Even with all her goodwill, Ozcan admits that working in Piraeus is often extremely difficult. In the summer heat, she says, the aid workers can’t keep up with the energetic children. “I can see people melting,” she says.
Inside the building, another young woman wearing a red Save the Children vest occupies a group of children with a Greek lesson. She slowly sounds out syllables. The children parrot after her excitedly, making mistakes with the unfamiliar sounds. The glass door of the building reads “air conditioning,” but inside the air is still and laced with cigarette smoke.
While the Greek Ministry of Education has promised to provide all child refugees with an education beginning this September, there are still many obstacles to making this happen, including a Greek education system facing a dire deficit in teachers.
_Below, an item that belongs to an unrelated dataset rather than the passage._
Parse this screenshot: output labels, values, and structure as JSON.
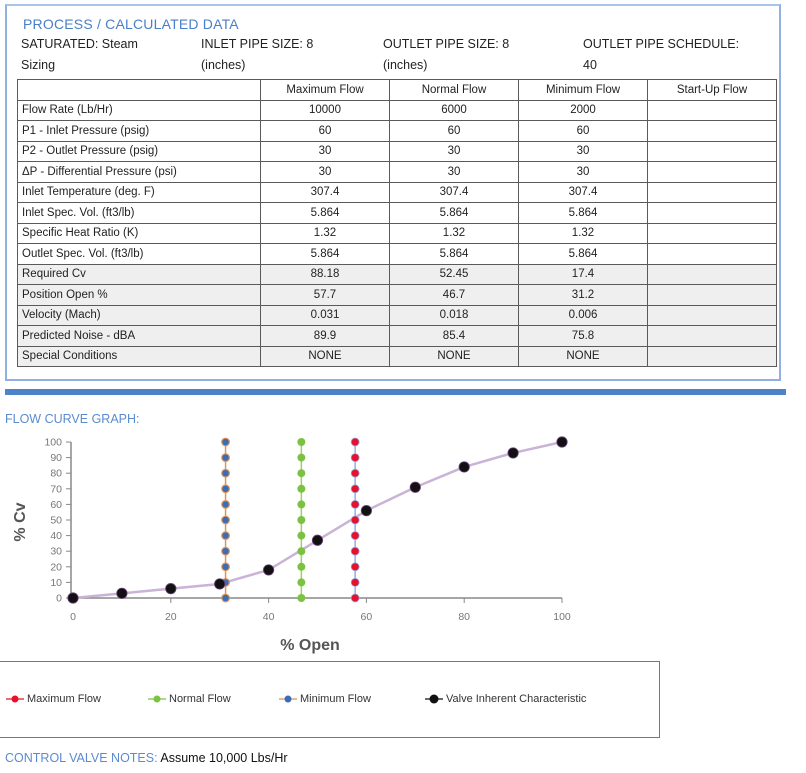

In the meantime, the children of Piraeus are being raised in the schoolrooms of barefooted idleness.
Back in the Athens of tourists, business is as usual. The city is heavily dependent on the revenue from its tourism industry, and perhaps the metropolis simply cannot afford to display the strain caused by the refugees at its gate. Waiters stand at the entrance to cafes, coaxing potential customers with a sweet cup of cappuccino freddo. Carts offering an assortment of nuts are parked along the narrow streets of Plaka and gift shops sell wide-brimmed hats against the Athenian sun. On street corners, bored police officers survey the scene.